Is it legal for a restaurant to limit the amount of a certain type of
No, it is illegal. Here the subtlety is that --per your description-- server's bank constitutes debt (rather than payment for goods or services), and 31 USC § 5103 reads:
"United States coins and currency [...] are legal tender for all
debts, public charges, taxes, and dues"
Since non-compliance with the restaurant's new policy can lead to termination, I think your best option is to proceed in accordance with Florida statute 448.102(1):
- In writing, bring to the attention of a supervisor or the employer
the policy or practice, affording the employer "a reasonable
opportunity to correct the activity, policy, or practice"; and if
the restaurant dismissed the reasonable opportunity,
- disclose to the "appropriate governmental agency, under oath, in
writing, an activity, policy, or practice of the employer that is in
violation of a law, rule, or regulation", which in this case is 31
USC § 5103.
If you have to resort to step (2), be sure to include evidence --in writing-- about the substance of the new policy, showing how the restaurant treats server's bank as "debt".
Having taken these two steps, if the restaurant terminates you, then this might be grounds for a lawsuit. See Florida statute 448.103.

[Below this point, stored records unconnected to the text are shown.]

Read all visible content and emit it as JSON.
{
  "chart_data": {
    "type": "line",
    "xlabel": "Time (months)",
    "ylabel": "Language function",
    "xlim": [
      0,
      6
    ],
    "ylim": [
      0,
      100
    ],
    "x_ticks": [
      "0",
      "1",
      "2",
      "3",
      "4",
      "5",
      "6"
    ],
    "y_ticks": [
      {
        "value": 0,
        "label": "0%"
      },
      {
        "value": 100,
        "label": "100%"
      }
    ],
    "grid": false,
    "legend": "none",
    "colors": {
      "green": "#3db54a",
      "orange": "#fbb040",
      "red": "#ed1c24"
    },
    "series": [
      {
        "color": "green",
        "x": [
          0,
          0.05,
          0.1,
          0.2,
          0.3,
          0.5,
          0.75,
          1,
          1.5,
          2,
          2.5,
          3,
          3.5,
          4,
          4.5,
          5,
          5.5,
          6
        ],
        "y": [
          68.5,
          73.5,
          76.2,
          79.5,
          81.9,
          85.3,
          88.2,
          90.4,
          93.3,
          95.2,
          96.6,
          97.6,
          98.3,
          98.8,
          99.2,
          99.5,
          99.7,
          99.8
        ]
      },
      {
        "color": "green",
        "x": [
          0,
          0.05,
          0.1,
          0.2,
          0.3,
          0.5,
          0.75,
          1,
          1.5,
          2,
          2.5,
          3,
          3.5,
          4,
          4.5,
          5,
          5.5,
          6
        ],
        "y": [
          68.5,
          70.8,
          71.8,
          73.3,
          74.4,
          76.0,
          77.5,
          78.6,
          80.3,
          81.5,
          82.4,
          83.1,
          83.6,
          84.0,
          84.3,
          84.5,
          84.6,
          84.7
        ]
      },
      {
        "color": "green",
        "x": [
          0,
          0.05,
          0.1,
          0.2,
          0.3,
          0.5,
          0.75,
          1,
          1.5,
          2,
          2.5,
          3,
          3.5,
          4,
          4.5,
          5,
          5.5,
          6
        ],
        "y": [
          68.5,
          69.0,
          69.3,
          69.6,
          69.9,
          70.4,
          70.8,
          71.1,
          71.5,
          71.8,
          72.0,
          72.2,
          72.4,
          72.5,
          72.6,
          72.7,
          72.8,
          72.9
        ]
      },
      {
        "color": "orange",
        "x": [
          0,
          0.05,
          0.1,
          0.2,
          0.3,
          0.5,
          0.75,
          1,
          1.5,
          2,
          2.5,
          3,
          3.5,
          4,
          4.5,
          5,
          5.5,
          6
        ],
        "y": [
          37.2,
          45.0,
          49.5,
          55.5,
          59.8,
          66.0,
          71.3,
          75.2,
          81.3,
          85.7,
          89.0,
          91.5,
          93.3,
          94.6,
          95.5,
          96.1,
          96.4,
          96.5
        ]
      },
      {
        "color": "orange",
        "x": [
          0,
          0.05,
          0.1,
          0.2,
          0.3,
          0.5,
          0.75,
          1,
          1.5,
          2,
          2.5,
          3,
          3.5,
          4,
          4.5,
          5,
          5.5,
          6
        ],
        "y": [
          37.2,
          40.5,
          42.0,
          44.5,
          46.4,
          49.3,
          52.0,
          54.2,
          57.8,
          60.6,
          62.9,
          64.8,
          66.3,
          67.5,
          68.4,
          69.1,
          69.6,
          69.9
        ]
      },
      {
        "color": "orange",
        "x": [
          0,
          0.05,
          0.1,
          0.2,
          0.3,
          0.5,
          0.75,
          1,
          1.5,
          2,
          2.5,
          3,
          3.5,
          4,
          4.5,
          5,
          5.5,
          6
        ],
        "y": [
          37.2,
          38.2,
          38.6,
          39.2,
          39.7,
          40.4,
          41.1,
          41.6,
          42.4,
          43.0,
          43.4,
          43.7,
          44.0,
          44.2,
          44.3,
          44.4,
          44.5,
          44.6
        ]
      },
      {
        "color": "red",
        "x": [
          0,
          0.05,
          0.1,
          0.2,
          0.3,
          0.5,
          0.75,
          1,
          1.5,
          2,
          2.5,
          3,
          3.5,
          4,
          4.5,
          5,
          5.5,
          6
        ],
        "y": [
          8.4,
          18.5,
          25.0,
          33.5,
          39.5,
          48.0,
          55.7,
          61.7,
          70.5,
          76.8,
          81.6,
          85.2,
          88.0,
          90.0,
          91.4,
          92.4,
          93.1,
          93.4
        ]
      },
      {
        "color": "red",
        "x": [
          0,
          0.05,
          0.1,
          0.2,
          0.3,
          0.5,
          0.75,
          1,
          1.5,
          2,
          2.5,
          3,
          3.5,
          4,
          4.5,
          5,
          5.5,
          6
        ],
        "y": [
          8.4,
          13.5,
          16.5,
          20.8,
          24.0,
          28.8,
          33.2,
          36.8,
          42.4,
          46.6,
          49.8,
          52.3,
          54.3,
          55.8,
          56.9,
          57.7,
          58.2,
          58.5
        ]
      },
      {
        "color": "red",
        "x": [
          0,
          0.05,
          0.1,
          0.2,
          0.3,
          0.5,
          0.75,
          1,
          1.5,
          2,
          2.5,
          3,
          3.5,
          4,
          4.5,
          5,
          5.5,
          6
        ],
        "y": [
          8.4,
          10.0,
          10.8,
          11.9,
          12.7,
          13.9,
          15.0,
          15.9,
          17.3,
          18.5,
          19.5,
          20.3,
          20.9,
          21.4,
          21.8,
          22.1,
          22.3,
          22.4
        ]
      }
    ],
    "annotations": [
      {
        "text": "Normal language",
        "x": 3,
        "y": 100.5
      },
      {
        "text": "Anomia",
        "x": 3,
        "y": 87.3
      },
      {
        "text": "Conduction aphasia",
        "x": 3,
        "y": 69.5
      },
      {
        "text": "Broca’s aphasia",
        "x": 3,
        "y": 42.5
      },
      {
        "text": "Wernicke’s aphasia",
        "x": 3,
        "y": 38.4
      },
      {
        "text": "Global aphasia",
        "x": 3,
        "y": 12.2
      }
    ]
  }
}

In other jurisdictions, the approach might have to be different. For instance, in Michigan, the server would need to file a complaint with the state's labor agency on the basis of MCL 408.478(* ) (prohibiting the employer to demand "[a] consideration, as a condition of employment or continuation of employment"). Here, the "consideration" is that the employer restaurant is demanding its servers to perform --without extra pay-- tasks that have nothing to do with a server's job: Acting as a bank cashier, or going to the bank towards securing the ability to comply with the restaurant's new policy.
(*) I couldn't find an equivalent statute in the Florida legislature.